EMA continues to monitor emerging data on the effectiveness of vaccines against COVID-19, including disease caused by the Omicron variant which is now spreading rapidly across the EU.
Although Omicron appears to be more infectious than other variants, studies from South Africa, UK and some EU countries show a lower risk of being hospitalised after infection with Omicron; based on these studies, the risk is currently estimated to be between a third and half of the risk with the Delta variant.
Results from recently published studies show that vaccine effectiveness against symptomatic disease is lower for Omicron than for other variants and tends to wane over time. As a result, more vaccinated people are likely to develop breakthrough disease due to Omicron.
However, these studies also show that vaccination continues to provide a high level of protection against severe disease and hospitalisation linked to the Omicron variant. The latest evidence, which includes real-world effectiveness data, also suggests that people who have had a booster dose are better protected than those who have only received their primary course. Data from South Africa indicate that people who have received two doses of a COVID-19 vaccine have up to 70% protection for hospitalisation; similar data from the UK shows that while protection declines a few months after vaccination, protection from hospitalisation rises again to 90% after a booster shot.

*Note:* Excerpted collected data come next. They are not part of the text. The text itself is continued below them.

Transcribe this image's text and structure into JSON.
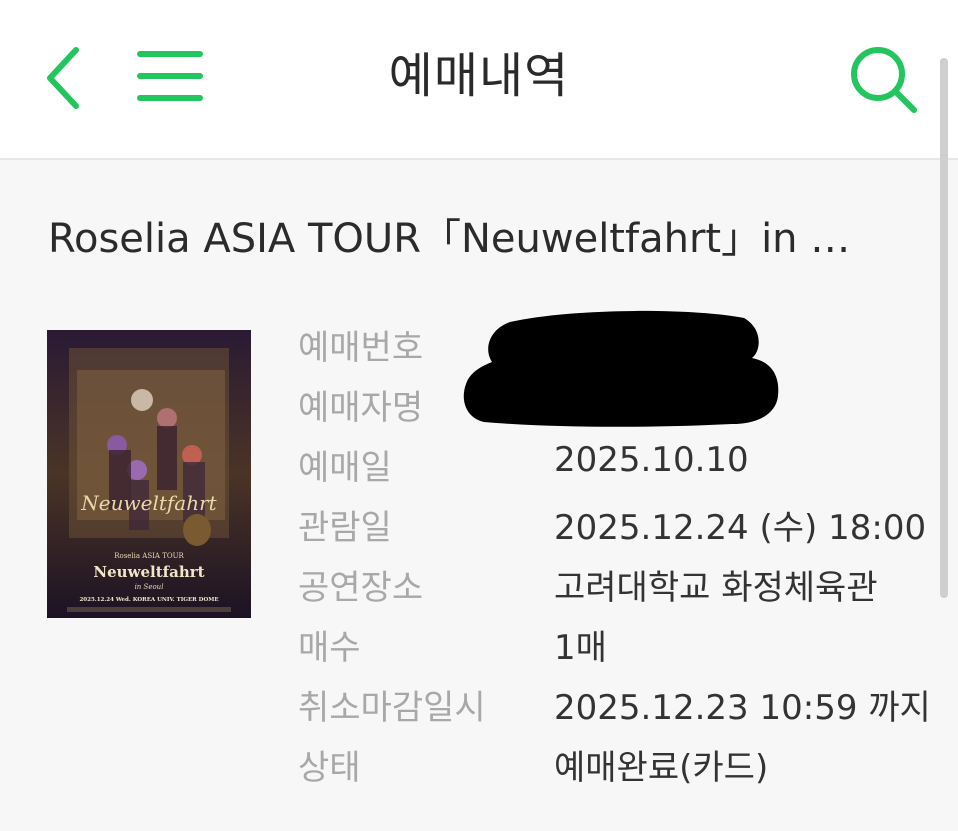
{
  "header": {
    "title": "예매내역",
    "back_icon": "chevron-left-icon",
    "menu_icon": "hamburger-menu-icon",
    "search_icon": "search-icon",
    "accent_color": "#22c55e"
  },
  "event": {
    "title": "Roselia ASIA TOUR「Neuweltfahrt」in …",
    "poster": {
      "series": "Roselia ASIA TOUR",
      "name": "Neuweltfahrt",
      "logo_text": "Neuweltfahrt",
      "city": "in Seoul",
      "date_venue": "2025.12.24 Wed.  KOREA UNIV. TIGER DOME"
    }
  },
  "details": [
    {
      "label": "예매번호",
      "value": ""
    },
    {
      "label": "예매자명",
      "value": ""
    },
    {
      "label": "예매일",
      "value": "2025.10.10"
    },
    {
      "label": "관람일",
      "value": "2025.12.24 (수) 18:00"
    },
    {
      "label": "공연장소",
      "value": "고려대학교 화정체육관"
    },
    {
      "label": "매수",
      "value": "1매"
    },
    {
      "label": "취소마감일시",
      "value": "2025.12.23 10:59 까지"
    },
    {
      "label": "상태",
      "value": "예매완료(카드)"
    }
  ]
}
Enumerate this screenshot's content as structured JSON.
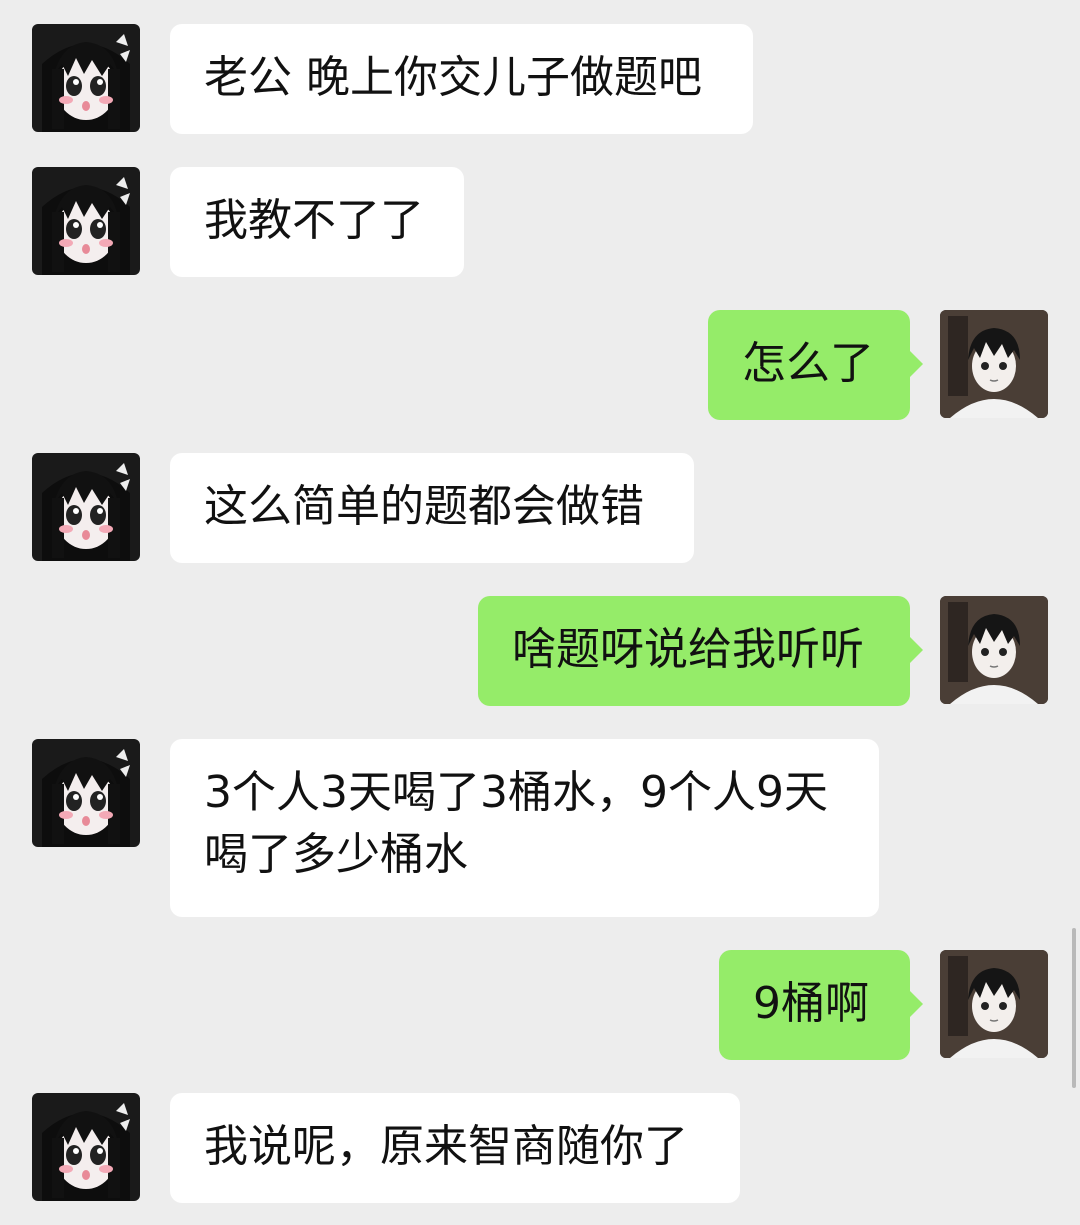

EMA will continue to review data on vaccine effectiveness and severity of the disease, as well as the evolving landscape in terms of circulating variants and natural exposure to Omicron, as they become available. The outcome of these assessments may impact future vaccination strategies recommended by experts in EU/EEA Member States.
EMA emphasises that vaccination remains an essential part of the approach to fighting the ongoing pandemic. In line with recommendations by national authorities, efforts should continue to increase full vaccination uptake in individuals who are currently unvaccinated or partially vaccinated and to accelerate the roll-out of booster doses.